Local doctors estimated that of a total of 2000 patients perhaps 800 were on suitable, sustainable treatment. One doctor said that if the government pressured them to cut corners, they could manage perhaps 5,000 patients by end 2005. But it would be under protest. The point here is that the target set by WHO under 3 by 5 was to treat 28,000 by the end of the year. This may mean either that the organization did not have a realistic idea of what could be achieved or that it thought the clinical staff could do better if they really tried. Neither option is acceptable.

Meanwhile Stephen Lewis, the UN Special Envoy on AIDS said after WHO’s admission that it would miss the 3 by 5 global target that the present time constituted “one of the UN’s finest hours” claiming it “has unleashed an irreversible momentum for treatment”. Having met doctors in the field who have been utterly demoralized by the 3 by 5 experience, it is hard to agree with this rosy interpretation. Certainly, the patients deserved better. And 3 by 5’s failure has simply been replaced with a new target of universal access by 2010 – is this also meaningless?  Meanwhile Secure the Future has spent $115 million, coordinated a broad-reaching and effective partnership with researchers, universities, doctors, faith based groups, nutritionists and local NGOs.

This partnership has achieved its aim of leaving in place sustainable, dynamic and replicable systems, such as the Baylor International Pediatric AIDS initiative. This effort coordinates a nurse education and physician exchange program between five African countries and the U.S. and provides a model which could be scaled up appreciably and make very good use of large sums of money. Perhaps a national program could offer to pay part of the loans of newly-graduated medics in return for service in Africa.

Indeed, Dr. Bill Frist the Senate Majority Leader and a medical doctor spends an annual working holiday in African clinics and could perhaps be encouraged to lead such an effort. Building From the Bottom Up There are many such collaborations among business, academia and the Bill and Melinda Gates Foundation that are making cost-effective breakthroughs in treating diseases of the developing world. In controlling and treating a far more manageable disease, like malaria, partnerships between the private sector, academia and governments have delivered impressive results.
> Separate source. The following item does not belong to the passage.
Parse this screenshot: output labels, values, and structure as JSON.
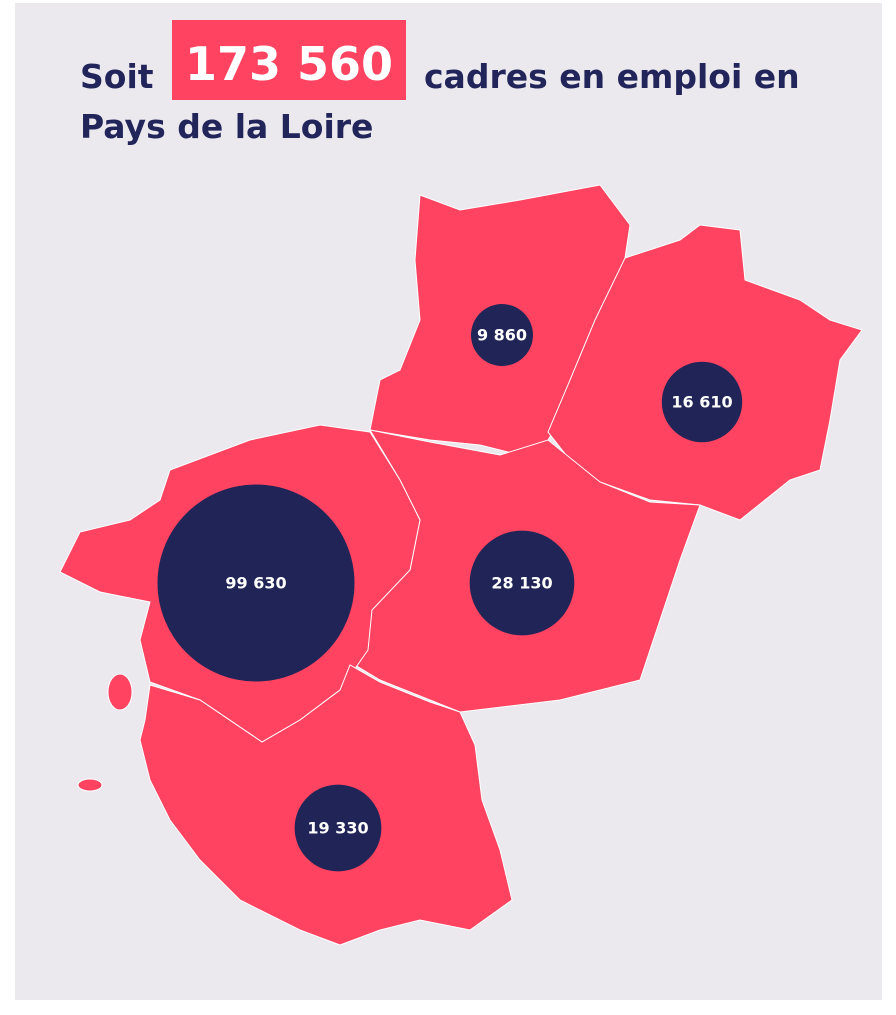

Clearly, it is difficult for large organizations to be flexible, transparent and responsive, but it shouldn’t be impossible. In particular USAID’s renowned technical expertise is exactly what is needed to build local capacity and infrastructure. The key is to ensure that assistance and expertise will equip poor countries to deal with their AIDS problem better. Of course, the WHO is charged with looking at the global AIDS problem and projects like Secure the Future only treat a few thousand people. But it is the small projects, that have been adopted and adapted to local cultures and expectations, that encourage and inspire others. This is where momentum is built and health workers in the field—such as those with MSF, Anglo-American, AHF—are all doing admirable work along these lines. A heavy-handed target imposed from outside will never be successfully accommodated in the short-term, no matter how much money is thrown at it, and leaves feelings of failure among recipients and waste among donors.

At the same time, the WHO is perfectly placed, with a truly global network, vast knowledge and expertise among its staff and access to substantial funds, to take on the intricate and demanding role of steadily building capacity from the bottom up through the multi-partner groupings described in approach 2 above. Target setting is the political approach—it gives a good impression but is likely to do more harm than good—and the WHO has such great potential as a technical body that it is a pity to see it wasting its talents.